“A mi me gusta que la gente se sienta como en su casa cuando vienen a Sport Tavern, por eso yo lo doy todo”

Por: J.L. Galloso

A Miguel Rodríguez Mohedano lo conocen todos en la Calle Ancha de Punta Umbría como ‘El Tito’. Su carisma, su risa canalla y su capacidad para hacer sentir a cualquier cliente como en casa lo han convertido en un personaje querido, casi imprescindible, en la vida nocturna de este rincón costero. Desde hace años, regenta Sport Tavern, uno de los pocos bares que resiste con las luces encendidas durante todo el año en una zona donde la mayoría baja la persiana al terminar el verano.

Miguel es sevillano, pero Punta Umbría es, desde hace 35 años, su verdadero hogar. “Compré el local y me quedé aquí trabajando. Antes estuve trabajando en una empresa de hielo con Juan Carlos Núñez, pero me vine a la calle Ancha y aquí sigo, al pie del cañón”, cuenta con orgullo mientras se acomoda tras la barra de su bar, el primer pub irlandés que se abrió en el pueblo y que él heredó de sus anteriores dueños.

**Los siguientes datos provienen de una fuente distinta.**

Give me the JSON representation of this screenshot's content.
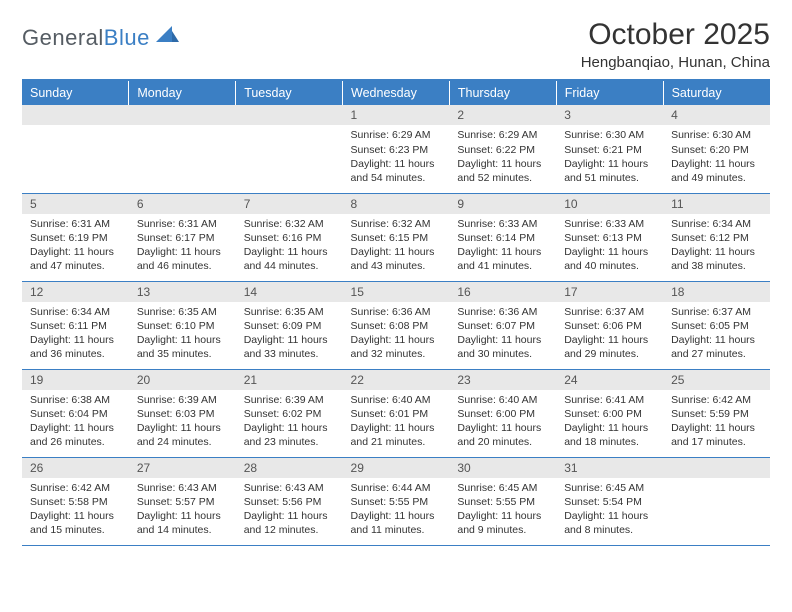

Más que un empresario, El Tito es un anfitrión. Su local es un lugar de encuentro intergeneracional donde su clientela, de Huelva, Sevilla, Badajoz o Madrid, se mezcla como en un salón familiar. “Aquí se sienten como en sus casas. Eso es lo que me importa, que estén a gusto, que se relajen, que disfruten. Yo lo doy todo”, dice. Y esa entrega se nota. Lo demuestran las caras conocidas que repiten año tras año, incluso en los meses fríos cuando Punta Umbría parece dormida.

la terraza del Sport Tavern una noche cualquiera de verano.
El Tito y sus compañeros dispuestos a recibir a su clientela con una gran sonrisa.

Abrir todo el año no es fácil. Es un sacrificio, dice, pero uno que vale la pena. “Nosotros abrimos a las 12 de la mañana, cerramos a las 3, volvemos a abrir a las 6 de la tarde y hasta las 2 de la mañana. Son muchas horas, pero merece la pena. Hay que trabajar duro para mantener esto abierto, y más cuando la mayoría solo abre en verano”.

En octubre, tras la temporada alta, Miguel se toma un pequeño descanso de 15 días. Pero antes de cerrar, organiza una gran paellada para 300 personas. “Invito a todos los clientes fieles que me han acompañado durante el año. Es mi manera de darles las gracias”, dice con una sonrisa.

La música es su otra pasión. No es raro verlo subirse a la cabina de DJ para pinchar esos temazos ochenteros que le hacen brillar los ojos. “Me encanta la música de los 80, tanto la nacional como la internacional. Esa época tenía algo especial. Cuando veo que el ambiente lo pide, no me lo pienso: me subo y pincho”.

Además de su implicación como empresario, Miguel también destaca por su responsabilidad social. En verano, su negocio genera varios puestos de trabajo para jóvenes. “Muchos chavales se sacan un dinero para costearse sus estudios durante el invierno. A veces se nos olvida que los empresarios también creamos empleo y ayudamos a muchas familias”, afirma.

No todo es alegría, claro. Miguel reconoce que hay dificultades que enfrentan los hosteleros en su día a día. “La noche ha cambiado mucho, especialmente por las restricciones horarias. La gente cena tarde y estamos muy limitados para dar un servicio en estos meses de verano. Pero esto es así y también hay que saber adaptarse”, afirma.

También habla de las necesidades turísticas de la localidad; “necesitamos ampliar las zonas de aparcamiento para que nos visiten más turistas…vivimos en un paraíso y tenemos que saber venderlo, ofreciendo servicios de calidad, que los tenemos, y mejorando los que tenemos. Punta Umbría es única”.

A pesar de todo, su amor por Punta Umbría y por su gente no flaquea. “Este pueblo me lo ha dado todo. Aquí he criado a mis hijas, he hecho mi vida y tengo mi clientela, que ya son familia. Y mientras pueda, seguiré aquí, dando guerra y poniendo música de los 80”.

Miguel, El Tito, no solo sirve copas, sino que construye comunidad. Su negocio no es solo un bar, es un refugio abierto todo el año, con luz propia en un rincón de la costa donde muchos bajan el ritmo cuando cae el calor. Mientras haya música y ganas, Miguel seguirá ahí, tras la barra o en la cabina, cuidando de su gente.